Tuesday, June 12, 2007

No New Jurisprudence in Enemy Combatant Decision

While much has been made of the decision of the 4th Circuit Court of Appeals to curtail powers of the president to declare civilians "enemy combatants" and hold them indefinitely without trial, the Court of Appeals appears to only affirm what the USSC decided in Hamdi v. Rumsfeld (2004). Justice O'Connor wrote:

While we accord the greatest respect and consideration to the judgments of military authorities in matters relating to the actual prosecution of a war, and recognize that the scope of that discretion necessarily is wide, it does not infringe on the core role of the military for the courts to exercise their own time-honored and constitutionally mandated roles of reviewing and resolving claims like those presented here. Cf. Korematsu v. United States, 323 U. S. 214, 233–234 (1944) (Murphy, J., dissenting) ("[L]ike other claims conflicting with the asserted constitutional rights of the individual, the military claim must subject itself to the judicial process of having its reasonableness determined and its conflicts with other interests reconciled"); Sterling v. Constantin, 287 U. S. 378, 401 (1932) ("What are the allowable limits of military discretion, and whether or not they have been overstepped in a particular case, are judicial questions").
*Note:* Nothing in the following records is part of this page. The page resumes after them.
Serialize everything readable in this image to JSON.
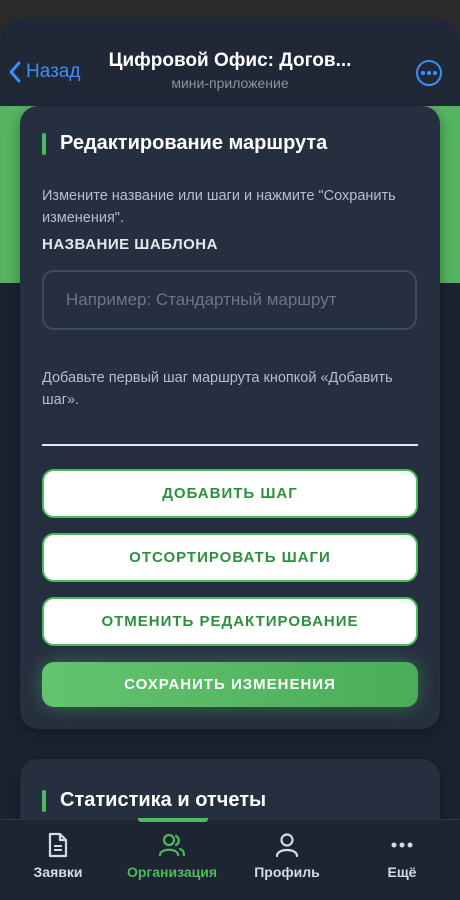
{
  "navbar": {
    "back_label": "Назад",
    "title": "Цифровой Офис: Догов...",
    "subtitle": "мини-приложение",
    "more_icon": "more-dots-icon"
  },
  "route_editor": {
    "title": "Редактирование маршрута",
    "hint": "Измените название или шаги и нажмите \"Сохранить изменения\".",
    "template_name_label": "НАЗВАНИЕ ШАБЛОНА",
    "template_name_value": "",
    "template_name_placeholder": "Например: Стандартный маршрут",
    "empty_steps_hint": "Добавьте первый шаг маршрута кнопкой «Добавить шаг».",
    "buttons": {
      "add_step": "ДОБАВИТЬ ШАГ",
      "sort_steps": "ОТСОРТИРОВАТЬ ШАГИ",
      "cancel_edit": "ОТМЕНИТЬ РЕДАКТИРОВАНИЕ",
      "save_changes": "СОХРАНИТЬ ИЗМЕНЕНИЯ"
    }
  },
  "stats": {
    "title": "Статистика и отчеты"
  },
  "tabbar": {
    "active_tab": "Организация",
    "items": [
      {
        "label": "Заявки",
        "icon": "document-icon"
      },
      {
        "label": "Организация",
        "icon": "users-icon"
      },
      {
        "label": "Профиль",
        "icon": "user-icon"
      },
      {
        "label": "Ещё",
        "icon": "more-dots-icon"
      }
    ]
  },
  "colors": {
    "accent_green": "#4cbb5d",
    "ios_blue": "#3d8ff5",
    "card_bg": "#262f3f",
    "page_bg": "#1c2330"
  }
}
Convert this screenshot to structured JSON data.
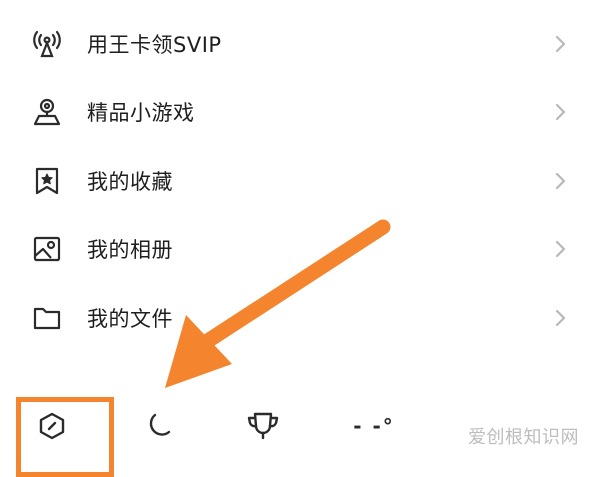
{
  "menu": {
    "items": [
      {
        "label": "用王卡领SVIP",
        "icon": "antenna-icon"
      },
      {
        "label": "精品小游戏",
        "icon": "location-pin-icon"
      },
      {
        "label": "我的收藏",
        "icon": "bookmark-star-icon"
      },
      {
        "label": "我的相册",
        "icon": "photo-album-icon"
      },
      {
        "label": "我的文件",
        "icon": "folder-icon"
      }
    ]
  },
  "toolbar": {
    "tools": [
      {
        "icon": "hexagon-icon"
      },
      {
        "icon": "moon-icon"
      },
      {
        "icon": "trophy-icon"
      },
      {
        "label": "- -°",
        "icon": "temperature-icon"
      }
    ]
  },
  "watermark": "爱创根知识网",
  "colors": {
    "accent": "#f4852e",
    "text": "#1e1e1e",
    "icon": "#2b2b2b",
    "chevron": "#b8b8b8"
  }
}
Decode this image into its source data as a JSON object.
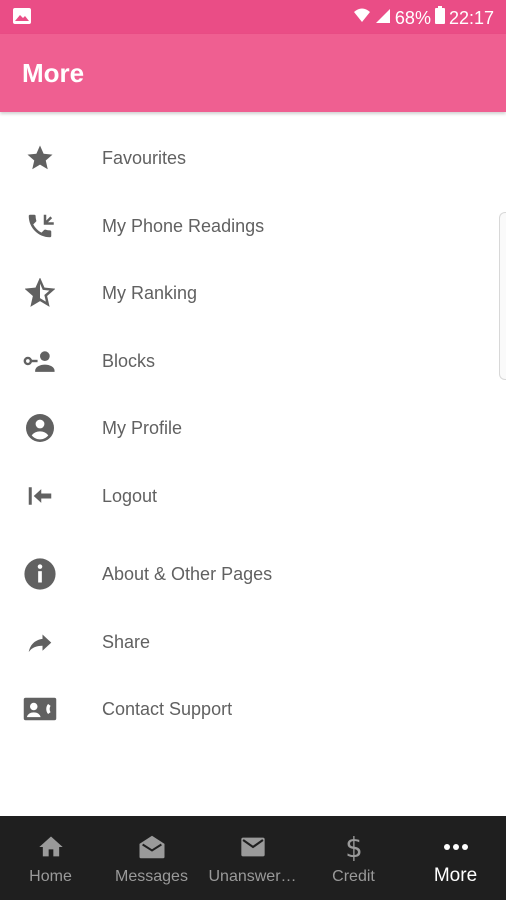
{
  "status_bar": {
    "battery": "68%",
    "time": "22:17"
  },
  "app_bar": {
    "title": "More"
  },
  "menu": {
    "items": [
      {
        "label": "Favourites",
        "icon": "star-icon"
      },
      {
        "label": "My Phone Readings",
        "icon": "phone-callback-icon"
      },
      {
        "label": "My Ranking",
        "icon": "star-half-icon"
      },
      {
        "label": "Blocks",
        "icon": "block-user-icon"
      },
      {
        "label": "My Profile",
        "icon": "account-circle-icon"
      },
      {
        "label": "Logout",
        "icon": "logout-icon"
      },
      {
        "label": "About & Other Pages",
        "icon": "info-icon"
      },
      {
        "label": "Share",
        "icon": "share-arrow-icon"
      },
      {
        "label": "Contact Support",
        "icon": "contact-card-icon"
      }
    ]
  },
  "bottom_nav": {
    "tabs": [
      {
        "label": "Home",
        "icon": "home-icon"
      },
      {
        "label": "Messages",
        "icon": "drafts-icon"
      },
      {
        "label": "Unanswer…",
        "icon": "mail-icon"
      },
      {
        "label": "Credit",
        "icon": "dollar-icon"
      },
      {
        "label": "More",
        "icon": "more-dots-icon",
        "active": true
      }
    ]
  },
  "colors": {
    "status_bar": "#ea4d86",
    "app_bar": "#ef5f91",
    "icon_gray": "#616161",
    "nav_background": "#1f1f1f"
  }
}
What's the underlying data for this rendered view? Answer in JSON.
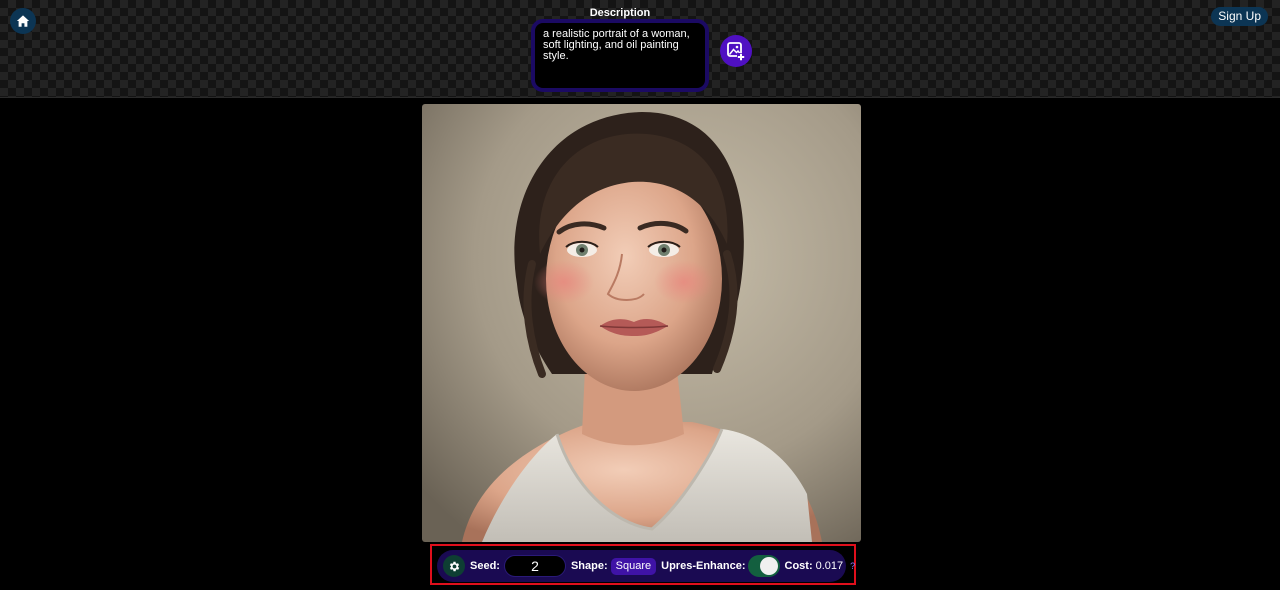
{
  "header": {
    "home_icon": "home-icon",
    "signup_label": "Sign Up",
    "description_label": "Description",
    "description_text": "a realistic portrait of a woman, soft lighting, and oil painting style.",
    "add_image_icon": "image-plus-icon"
  },
  "controls": {
    "settings_icon": "gear-icon",
    "seed_label": "Seed:",
    "seed_value": "2",
    "shape_label": "Shape:",
    "shape_value": "Square",
    "upres_label": "Upres-Enhance:",
    "upres_enabled": true,
    "cost_label": "Cost:",
    "cost_value": "0.017",
    "help_label": "?"
  },
  "colors": {
    "accent_purple": "#4f10c2",
    "controls_bg": "#1a0a52",
    "toggle_on": "#135f3f",
    "highlight_outline": "#e00f1c"
  }
}
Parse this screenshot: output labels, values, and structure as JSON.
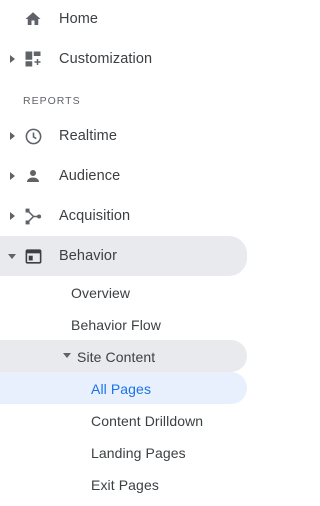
{
  "nav": {
    "home": {
      "label": "Home",
      "icon": "home-icon"
    },
    "customization": {
      "label": "Customization",
      "icon": "dashboard-plus-icon"
    },
    "reports_header": "REPORTS",
    "realtime": {
      "label": "Realtime",
      "icon": "clock-icon"
    },
    "audience": {
      "label": "Audience",
      "icon": "person-icon"
    },
    "acquisition": {
      "label": "Acquisition",
      "icon": "acquisition-icon"
    },
    "behavior": {
      "label": "Behavior",
      "icon": "browser-window-icon",
      "children": {
        "overview": "Overview",
        "behavior_flow": "Behavior Flow",
        "site_content": {
          "label": "Site Content",
          "children": {
            "all_pages": "All Pages",
            "content_drilldown": "Content Drilldown",
            "landing_pages": "Landing Pages",
            "exit_pages": "Exit Pages"
          }
        }
      }
    }
  },
  "colors": {
    "text": "#3c4043",
    "icon": "#5f6368",
    "selected_section_bg": "#e8eaed",
    "active_item_bg": "#e8f0fe",
    "active_item_text": "#1a73e8"
  }
}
In sum, while the full protections that accompany challenges to detentions in other settings may prove unworkable and inappropriate in the enemy-combatant setting, the threats to military operations posed by a basic system of independent review are not so weighty as to trump a citizen’s core rights to challenge meaningfully the Government’s case and to be heard by an impartial adjudicator.

Indeed, the 4th Circuit's decision (oddly enough one which was overturned in the Hamdi case) falls in line with the Court's reasoning approximately 3 years ago. Indefinite detention of so-called "enemy combatants" is unconstitutional and unsound use of governmental power.